Green Apple is an explicitly feminist publication, intended to uphold the legacy of Kirkland College. This commitment is in the Green Apple statement and constitution, a unique document not present in any other publication. Unfortunately, being identified as a feminist community means there will be students who do not contribute or engage in the publication, but that there will also be others who join explicitly for that reason.

Feminism and feminist spaces do not exclude any gender, identity, ect. I add this because I have received questions of whether or not men can contribute or be members, and the answer is unequivocally yes. In truth, we need more cis-men supporting and identifying with feminism and feminist spaces. While this is a feminist space, that does not mean the work produced here is necessarily about feminism or overtly political.

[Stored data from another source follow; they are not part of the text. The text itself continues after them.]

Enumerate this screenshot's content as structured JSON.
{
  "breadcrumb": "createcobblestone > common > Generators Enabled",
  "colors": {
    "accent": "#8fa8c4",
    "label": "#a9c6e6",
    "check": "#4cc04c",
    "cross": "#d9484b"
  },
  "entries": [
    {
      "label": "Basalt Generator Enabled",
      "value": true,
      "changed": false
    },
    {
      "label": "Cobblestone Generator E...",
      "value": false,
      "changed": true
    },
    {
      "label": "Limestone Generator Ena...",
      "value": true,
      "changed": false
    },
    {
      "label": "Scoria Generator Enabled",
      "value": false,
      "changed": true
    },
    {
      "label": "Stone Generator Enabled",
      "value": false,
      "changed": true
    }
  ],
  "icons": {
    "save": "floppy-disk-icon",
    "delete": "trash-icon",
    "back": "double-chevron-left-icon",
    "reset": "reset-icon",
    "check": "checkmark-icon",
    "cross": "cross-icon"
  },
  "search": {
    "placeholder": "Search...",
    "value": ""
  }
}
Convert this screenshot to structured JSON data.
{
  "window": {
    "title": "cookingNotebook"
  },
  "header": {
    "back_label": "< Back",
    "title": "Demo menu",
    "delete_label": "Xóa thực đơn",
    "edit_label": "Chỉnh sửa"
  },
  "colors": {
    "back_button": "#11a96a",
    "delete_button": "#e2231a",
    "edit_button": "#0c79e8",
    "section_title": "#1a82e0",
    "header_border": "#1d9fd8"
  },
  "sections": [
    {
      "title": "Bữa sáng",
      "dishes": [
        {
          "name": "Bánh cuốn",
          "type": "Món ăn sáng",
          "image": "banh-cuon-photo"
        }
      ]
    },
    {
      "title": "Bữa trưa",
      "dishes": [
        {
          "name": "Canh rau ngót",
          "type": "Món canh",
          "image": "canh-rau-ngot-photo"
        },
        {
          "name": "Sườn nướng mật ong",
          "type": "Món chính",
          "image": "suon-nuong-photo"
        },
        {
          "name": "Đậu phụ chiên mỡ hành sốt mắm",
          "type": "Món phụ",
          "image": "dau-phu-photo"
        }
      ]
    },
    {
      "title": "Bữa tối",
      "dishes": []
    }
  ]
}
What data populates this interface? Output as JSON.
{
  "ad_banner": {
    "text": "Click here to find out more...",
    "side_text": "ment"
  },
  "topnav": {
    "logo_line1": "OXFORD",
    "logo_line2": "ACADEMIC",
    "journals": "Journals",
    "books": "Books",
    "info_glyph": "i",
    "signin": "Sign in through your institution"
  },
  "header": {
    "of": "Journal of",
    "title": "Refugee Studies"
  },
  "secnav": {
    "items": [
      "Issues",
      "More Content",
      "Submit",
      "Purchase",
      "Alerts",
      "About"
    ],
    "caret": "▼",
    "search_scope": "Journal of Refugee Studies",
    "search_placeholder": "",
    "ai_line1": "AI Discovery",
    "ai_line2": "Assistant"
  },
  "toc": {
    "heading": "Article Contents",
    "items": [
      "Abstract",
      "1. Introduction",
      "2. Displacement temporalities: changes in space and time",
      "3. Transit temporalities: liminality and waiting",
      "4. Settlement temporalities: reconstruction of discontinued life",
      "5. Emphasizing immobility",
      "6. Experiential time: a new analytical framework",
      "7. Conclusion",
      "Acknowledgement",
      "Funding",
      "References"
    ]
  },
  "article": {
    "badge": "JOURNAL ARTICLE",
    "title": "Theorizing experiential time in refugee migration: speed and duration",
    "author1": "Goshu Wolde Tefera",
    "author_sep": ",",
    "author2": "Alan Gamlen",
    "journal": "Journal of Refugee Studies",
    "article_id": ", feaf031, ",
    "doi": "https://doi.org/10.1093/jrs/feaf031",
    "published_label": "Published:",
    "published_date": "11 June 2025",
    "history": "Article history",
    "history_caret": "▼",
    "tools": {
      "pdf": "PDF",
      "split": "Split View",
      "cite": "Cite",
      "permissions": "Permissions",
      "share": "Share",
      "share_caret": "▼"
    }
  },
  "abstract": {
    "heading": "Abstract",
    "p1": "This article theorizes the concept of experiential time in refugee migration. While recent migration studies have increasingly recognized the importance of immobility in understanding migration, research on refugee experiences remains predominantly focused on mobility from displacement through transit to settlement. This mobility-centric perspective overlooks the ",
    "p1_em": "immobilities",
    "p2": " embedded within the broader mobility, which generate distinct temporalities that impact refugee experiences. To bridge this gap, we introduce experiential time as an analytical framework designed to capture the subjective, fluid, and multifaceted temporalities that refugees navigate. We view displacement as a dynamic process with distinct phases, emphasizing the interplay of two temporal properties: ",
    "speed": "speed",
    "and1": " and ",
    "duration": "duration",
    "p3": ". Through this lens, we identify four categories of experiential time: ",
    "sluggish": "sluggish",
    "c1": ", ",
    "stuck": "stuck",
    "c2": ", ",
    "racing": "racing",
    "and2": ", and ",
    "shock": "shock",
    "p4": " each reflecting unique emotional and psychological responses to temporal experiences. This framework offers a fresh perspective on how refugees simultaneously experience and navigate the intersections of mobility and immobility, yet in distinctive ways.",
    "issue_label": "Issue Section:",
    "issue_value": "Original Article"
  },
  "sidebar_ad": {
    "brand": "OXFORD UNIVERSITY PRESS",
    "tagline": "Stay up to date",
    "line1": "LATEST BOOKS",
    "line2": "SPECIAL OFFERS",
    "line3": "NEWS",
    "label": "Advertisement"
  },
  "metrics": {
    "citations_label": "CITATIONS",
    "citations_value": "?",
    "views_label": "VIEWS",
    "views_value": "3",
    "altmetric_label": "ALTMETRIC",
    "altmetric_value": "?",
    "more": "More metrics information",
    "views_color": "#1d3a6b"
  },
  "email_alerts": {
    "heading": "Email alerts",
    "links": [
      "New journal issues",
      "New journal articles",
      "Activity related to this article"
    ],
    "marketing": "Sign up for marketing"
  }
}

The foundation of feminist theory is that the personal is political, so all art, action, and relationships that subvert or respond to oppressive systems can be feminist, regardless of topic or medium. If we are practicing critical care, creativity, and joy, we can build a feminist space to support and sustain our community’s artistic endeavors. We can all be feminist, and we can all make art.

While this distinction is important, the generative community component of Green Apple is another driving force in our mission. As opposed to a publishing body, looking for refined, polished, ready-to-publish work, we create that work together, regardless of experience level. Submission based publi- cations at Hamilton do not host spaces to create, workshop, or develop publishable content. Sharing creative space with a body of poets was foundational to my college transition, and I was disappointed and frustrated that the organization was not revived earlier. I restarted Green Apple because I feel connected to Kirkland College’s critical legacy and wanted an arts publication that was not structured as submission-rejection-acceptance, but rather a holistic and generative environment where exploration and experimentation are encouraged and nurtured. This approach is deeply informed by my work as a Women’s and Gender Studies major, and I have been learning how to balance facilitating a community I love deeply and am ideologically invested in with the logistical upkeep and bureaucracy. It is hard to remember to update the Presence roster when what I really want is to listen to luminous, imaginative students share their work. And yet, I continue because I love the people and the work, and I hope that others love it enough to continue nurturing Green Apple after KT and I graduate.